Na verdade, o Estado que até então vigorava centrava-se na lei, não na Constituição. A supremacia desta não decorria propriamente do conteúdo de suas normas, mas o controle era realizado no plano meramente formal. É, portanto, somente no neoconstitucionalismo que definitivamente a Constituição vai consolidar sua eficácia normativa material, com os valores e princípios inseridos nas normas constitucionais vinculando o conteúdo da elaboração das demais leis do ordenamento jurídico. Os princípios e normas constitucionais agora se sobrepõem ao restante do ordenamento, que lhe devem obediência não só no plano formal, mas também material, assegurando-lhe maior força normativa16.

Hoje, não se concebe a Constituição de outra forma senão como norma suprema, que vincula todas as demais. Chega-se, pois, ao denominado Estado constitucional de direito, pautado na centralidade e supremacia da Constituição. A evidência leva a perceber que, após tantas lutas históricas do homem ao longo dos tempos, têm-se conquistados os direitos fundamentais em suas várias dimensões e, mais que isso, protegidos agora sob o manto constitucional, encontram-se alçados à instância máxima na ordem jurídica. Graças à tal mudança paradigmática, “a validade das leis e a legitimidade da política são condicionadas ao respeito e à efetivação das garantias dos direitos estipulados nas constituições”17.
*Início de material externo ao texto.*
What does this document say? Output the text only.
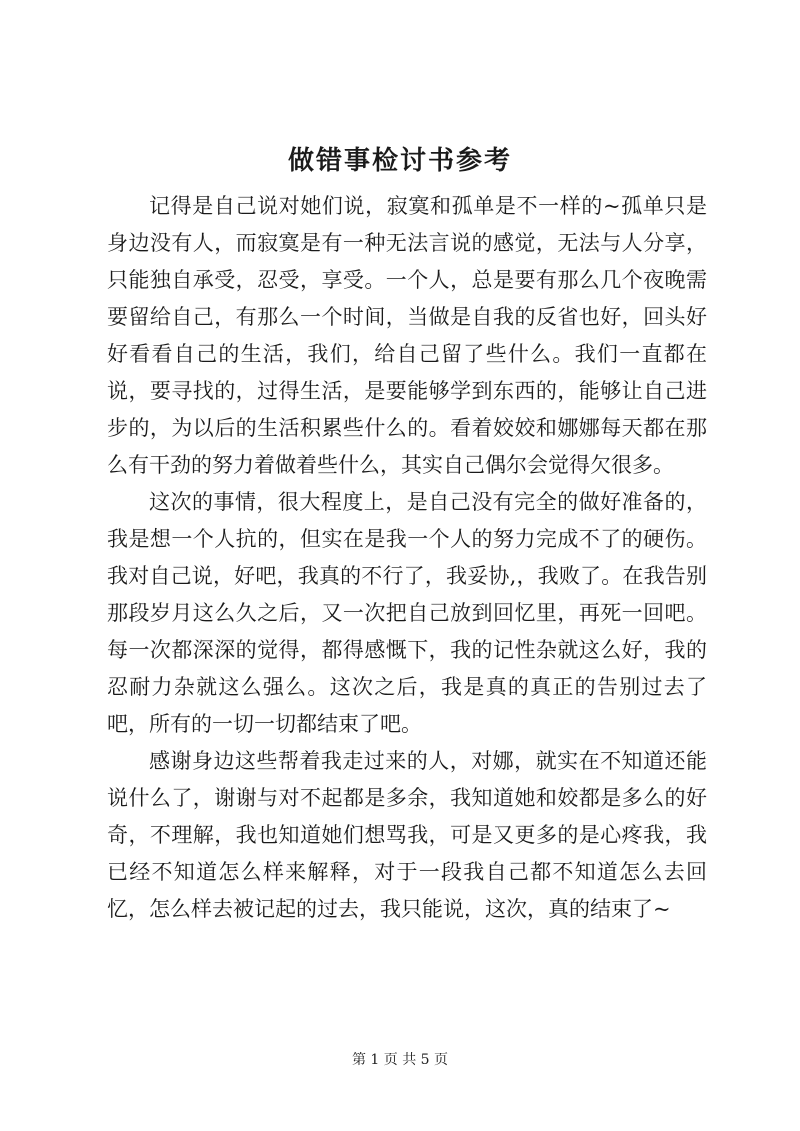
做错事检讨书参考

记得是自己说对她们说，寂寞和孤单是不一样的~孤单只是身边没有人，而寂寞是有一种无法言说的感觉，无法与人分享，只能独自承受，忍受，享受。一个人，总是要有那么几个夜晚需要留给自己，有那么一个时间，当做是自我的反省也好，回头好好看看自己的生活，我们，给自己留了些什么。我们一直都在说，要寻找的，过得生活，是要能够学到东西的，能够让自己进步的，为以后的生活积累些什么的。看着姣姣和娜娜每天都在那么有干劲的努力着做着些什么，其实自己偶尔会觉得欠很多。

这次的事情，很大程度上，是自己没有完全的做好准备的，我是想一个人抗的，但实在是我一个人的努力完成不了的硬伤。我对自己说，好吧，我真的不行了，我妥协,，我败了。在我告别那段岁月这么久之后，又一次把自己放到回忆里，再死一回吧。每一次都深深的觉得，都得感慨下，我的记性杂就这么好，我的忍耐力杂就这么强么。这次之后，我是真的真正的告别过去了吧，所有的一切一切都结束了吧。

感谢身边这些帮着我走过来的人，对娜，就实在不知道还能说什么了，谢谢与对不起都是多余，我知道她和姣都是多么的好奇，不理解，我也知道她们想骂我，可是又更多的是心疼我，我已经不知道怎么样来解释，对于一段我自己都不知道怎么去回忆，怎么样去被记起的过去，我只能说，这次，真的结束了~

第 1 页 共 5 页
3 O fenômeno da globalização como elemento propulsor de transição para a era da transnacionalização do direito

Se no campo dos direitos fundamentais tudo indica ter-se chegado a um certo nível de estabilidade quanto às dimensões evolutivas, no que tange aos contornos jurídicos e políticos da pós-modernidade e os meios para a concretização desses direitos fundamentais já não se pode dizer o mesmo. Paradoxalmente, após se perceber no neoconstitucionalismo a elevação da Constituição ao posto de supremacia na ordem interna, tornando-se a base fundamental na tutela dos direitos do homem, rapidamente a humanidade assiste ao constitucionalismo ruir seus pilares diante do novo modelo desenhado na esfera transnacional, a partir da constatação do declínio da soberania e o enfraquecimento do Estado moderno18.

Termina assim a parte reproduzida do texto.